Modified trains could harvest CO2 directly from the air
Image credit: Dreamstime
Rail systems around the world could be harnessed to capture carbon dioxide using specially designed trains, researchers from the University of Sheffield have said.
The Sheffield team has been working with US-based start-up CO2Rail to design direct air capture (DAC) equipment that can be placed within special rail cars on already running trains to absorb carbon from the atmosphere, helping to mitigate the impact of climate change.
The DAC rail cars work by using large intakes of air that extend up into the slipstream of the moving train to move ambient air into the large cylindrical CO2 collection chamber and eliminate the need for energy-intensive fan systems that are necessary with stationary DAC operations.
The air then moves through a chemical process that separates the CO2, allowing the rest of it to travel out of the back or underside of the car and return to the atmosphere.
After a sufficient amount has been captured, the chamber is closed and the harvested CO2 is collected, concentrated, and stored in a liquid reservoir until it can be emptied from the train at a crew change or fuelling stop into normal CO2 rail tank cars.

A mockup of the proposed train carriage
Image credit: Bachman Et Al Joule
It is then transported into the circular carbon economy as value-added feedstock for CO2 utilisation, or to nearby geological landfill sites.
Each of these processes is powered exclusively by onboard-generated sustainable energy sources that require no external energy input or off-duty charging cycles.
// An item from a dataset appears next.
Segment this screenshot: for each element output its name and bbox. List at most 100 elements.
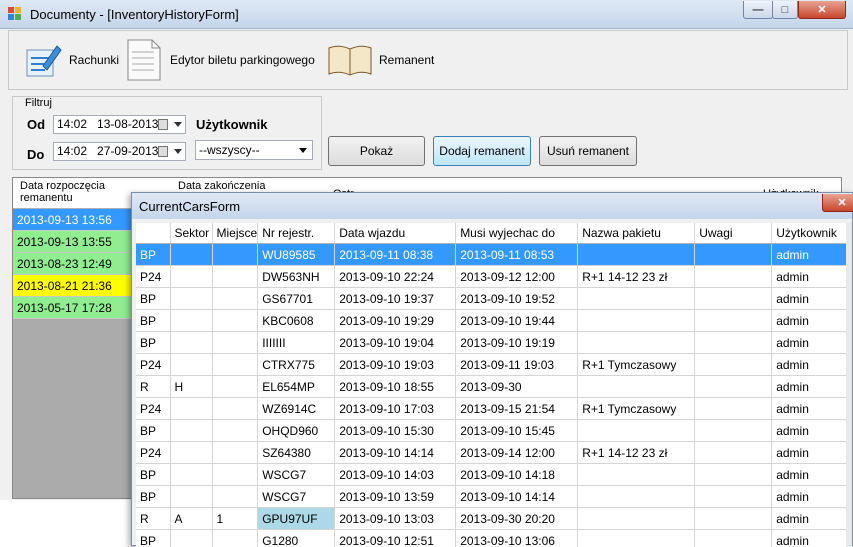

In addition to the DAC system, the researchers plan to install regenerative braking on trains to maximise efficiency. Currently, this energy is dissipated on trains in the form of heat and discharged out of the top of the locomotive during every braking manoeuvre.
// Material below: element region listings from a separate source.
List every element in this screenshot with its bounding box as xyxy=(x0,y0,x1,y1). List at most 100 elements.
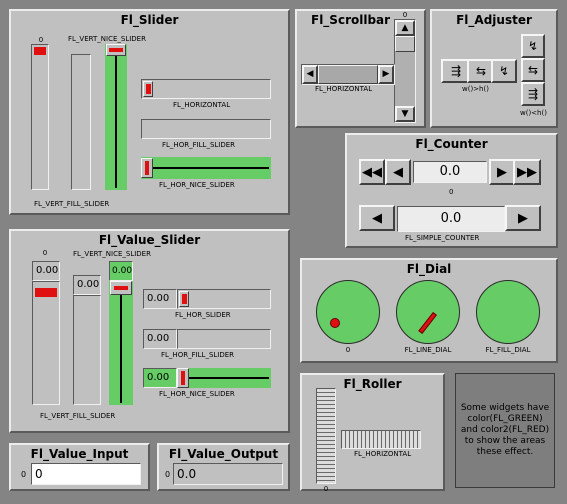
vert-scrollbar[interactable]: ▲ ▼ xyxy=(394,19,416,123)
normal-dial[interactable] xyxy=(316,280,380,344)
vert-roller[interactable] xyxy=(316,388,336,484)
vert-scrollbar-thumb[interactable] xyxy=(395,36,415,52)
simple-counter-increment-button[interactable]: ▶ xyxy=(505,205,541,231)
value-output-panel-title: Fl_Value_Output xyxy=(168,447,279,461)
hor-slider-label: FL_HORIZONTAL xyxy=(173,101,231,109)
value-output-label: 0 xyxy=(165,470,171,479)
value-vert-fill-slider[interactable] xyxy=(73,295,101,405)
vert-slider[interactable] xyxy=(31,44,49,190)
adjuster-panel: Fl_Adjuster ⇶ ⇆ ↯ w()>h() ↯ ⇆ ⇶ w()<h() xyxy=(430,9,558,128)
value-vert-nice-slider-track xyxy=(120,283,122,403)
fill-dial-label: FL_FILL_DIAL xyxy=(485,346,531,354)
hor-scrollbar[interactable]: ◀ ▶ xyxy=(301,64,395,85)
counter-value-field[interactable]: 0.0 xyxy=(413,161,487,183)
value-vert-nice-slider-label: FL_VERT_NICE_SLIDER xyxy=(73,250,151,258)
scrollbar-panel: Fl_Scrollbar 0 ▲ ▼ ◀ ▶ FL_HORIZONTAL xyxy=(295,9,426,128)
info-note-box: Some widgets have color(FL_GREEN) and co… xyxy=(455,373,555,488)
hor-fill-slider[interactable] xyxy=(141,119,271,139)
value-hor-nice-knob-mark xyxy=(181,371,185,385)
vert-nice-slider-track xyxy=(115,46,117,188)
scroll-left-button[interactable]: ◀ xyxy=(302,65,318,84)
value-slider-panel-title: Fl_Value_Slider xyxy=(98,233,201,247)
counter-fast-decrement-button[interactable]: ◀◀ xyxy=(359,159,385,185)
vert-fill-slider-label: FL_VERT_FILL_SLIDER xyxy=(34,200,110,208)
value-input-panel-title: Fl_Value_Input xyxy=(30,447,129,461)
simple-counter-decrement-button[interactable]: ◀ xyxy=(359,205,395,231)
normal-dial-label: 0 xyxy=(345,346,351,354)
value-hor-slider[interactable] xyxy=(177,289,271,309)
hor-nice-slider-knob[interactable] xyxy=(141,158,153,178)
value-hor-slider-knob[interactable] xyxy=(179,291,189,307)
counter-label: 0 xyxy=(449,188,454,196)
adjuster-tall-slow-button[interactable]: ↯ xyxy=(521,34,545,58)
hor-roller-label: FL_HORIZONTAL xyxy=(354,450,412,458)
simple-counter-label: FL_SIMPLE_COUNTER xyxy=(405,234,480,242)
value-vert-fill-slider-value: 0.00 xyxy=(73,275,101,295)
value-hor-nice-slider-track xyxy=(179,377,269,379)
counter-decrement-button[interactable]: ◀ xyxy=(385,159,411,185)
counter-panel-title: Fl_Counter xyxy=(415,137,488,151)
value-hor-fill-slider-value: 0.00 xyxy=(143,329,177,349)
adjuster-panel-title: Fl_Adjuster xyxy=(456,13,532,27)
adjuster-tall-fast-button[interactable]: ⇶ xyxy=(521,82,545,106)
vert-scrollbar-value: 0 xyxy=(402,11,408,19)
value-input-panel: Fl_Value_Input 0 0 xyxy=(9,443,150,491)
hor-fill-slider-label: FL_HOR_FILL_SLIDER xyxy=(162,141,236,149)
adjuster-tall-label: w()<h() xyxy=(520,109,547,117)
adjuster-slow-button[interactable]: ↯ xyxy=(491,59,517,83)
vert-nice-slider-knob[interactable] xyxy=(106,44,126,56)
value-hor-slider-value: 0.00 xyxy=(143,289,177,309)
vert-slider-knob[interactable] xyxy=(34,47,46,55)
value-vert-nice-slider-value: 0.00 xyxy=(109,261,133,281)
slider-panel-title: Fl_Slider xyxy=(120,13,179,27)
hor-scrollbar-thumb[interactable] xyxy=(318,65,378,84)
value-hor-fill-slider[interactable] xyxy=(177,329,271,349)
hor-slider-knob[interactable] xyxy=(143,81,153,97)
value-hor-fill-slider-label: FL_HOR_FILL_SLIDER xyxy=(161,351,235,359)
scroll-up-button[interactable]: ▲ xyxy=(395,20,415,36)
dial-panel: Fl_Dial 0 FL_LINE_DIAL FL_FILL_DIAL xyxy=(300,258,558,363)
vert-nice-slider-label: FL_VERT_NICE_SLIDER xyxy=(68,35,146,43)
value-output-panel: Fl_Value_Output 0 0.0 xyxy=(157,443,290,491)
normal-dial-indicator xyxy=(330,318,340,328)
hor-roller[interactable] xyxy=(341,430,421,449)
value-vert-slider-value-label: 0 xyxy=(42,249,48,257)
hor-nice-knob-mark xyxy=(145,161,149,175)
value-vert-fill-slider-label: FL_VERT_FILL_SLIDER xyxy=(40,412,116,420)
hor-slider-knob-mark xyxy=(146,84,151,94)
line-dial-label: FL_LINE_DIAL xyxy=(404,346,452,354)
scroll-down-button[interactable]: ▼ xyxy=(395,106,415,122)
value-vert-slider-value: 0.00 xyxy=(32,261,60,281)
value-input-label: 0 xyxy=(21,470,27,479)
value-vert-slider-knob[interactable] xyxy=(35,288,57,297)
vert-fill-slider[interactable] xyxy=(71,54,91,190)
hor-nice-slider-track xyxy=(143,167,269,169)
value-vert-nice-slider-knob[interactable] xyxy=(110,281,132,295)
value-hor-nice-slider-label: FL_HOR_NICE_SLIDER xyxy=(159,390,235,398)
vert-nice-knob-mark xyxy=(109,48,123,52)
adjuster-wide-label: w()>h() xyxy=(462,85,489,93)
value-hor-nice-slider-value: 0.00 xyxy=(143,368,177,388)
value-vert-nice-knob-mark xyxy=(114,286,128,290)
counter-fast-increment-button[interactable]: ▶▶ xyxy=(513,159,541,185)
counter-increment-button[interactable]: ▶ xyxy=(489,159,515,185)
value-hor-nice-slider-knob[interactable] xyxy=(177,368,189,388)
line-dial[interactable] xyxy=(396,280,460,344)
fill-dial[interactable] xyxy=(476,280,540,344)
vert-slider-value-label: 0 xyxy=(38,36,44,44)
adjuster-tall-medium-button[interactable]: ⇆ xyxy=(521,58,545,82)
hor-nice-slider-label: FL_HOR_NICE_SLIDER xyxy=(159,181,235,189)
hor-scrollbar-label: FL_HORIZONTAL xyxy=(315,85,373,93)
line-dial-needle xyxy=(418,311,437,334)
value-hor-slider-knob-mark xyxy=(182,294,187,304)
value-hor-slider-label: FL_HOR_SLIDER xyxy=(175,311,231,319)
value-slider-panel: Fl_Value_Slider 0 FL_VERT_NICE_SLIDER 0.… xyxy=(9,229,290,433)
value-vert-slider[interactable] xyxy=(32,281,60,405)
simple-counter-value-field[interactable]: 0.0 xyxy=(397,206,505,232)
info-note-text: Some widgets have color(FL_GREEN) and co… xyxy=(460,403,550,457)
hor-slider[interactable] xyxy=(141,79,271,99)
roller-panel: Fl_Roller 0 FL_HORIZONTAL xyxy=(300,373,445,493)
value-output-field: 0.0 xyxy=(173,463,283,485)
value-input-field[interactable]: 0 xyxy=(31,463,141,485)
scroll-right-button[interactable]: ▶ xyxy=(378,65,394,84)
Eric Bachman of CO2Rail Company, said: “On average, each complete braking manoeuvre generates enough energy to power 20 average homes for an entire day so it is not a trivial amount of energy.
“Multiply this by every stop or deceleration for nearly every train in the world and you have about 105 times more energy than the Hoover Dam produces within that same period."
Professor Peter Styring, from the University of Sheffield and co-author of the research, said: “The direct capture of carbon dioxide from the environment is increasingly becoming an urgent necessity to mitigate the worst effects of climate change.
“Currently the enormous amount of sustainable energy created when a train brakes or decelerates is simply lost. This innovative technology will not only use the sustainable energy created by the braking manoeuvre to harvest significant quantities of CO2, but it will also take advantage of many synergies that integration within the global rail network would provide.
“The technology will harvest meaningful quantities of CO2 at far lower costs and has the potential to reach annual productivity of 0.45 gigatons by 2030, 2.9 gigatons by 2050, and 7.8 gigatons by 2075 with each car having an annual capacity of 3,000 tonnes of CO2 in the near term.”
Unlike stationary DAC operations, which require large areas of land to build equipment and to construct renewable sources of energy to power them, the system would be transient and generally unseen by the public.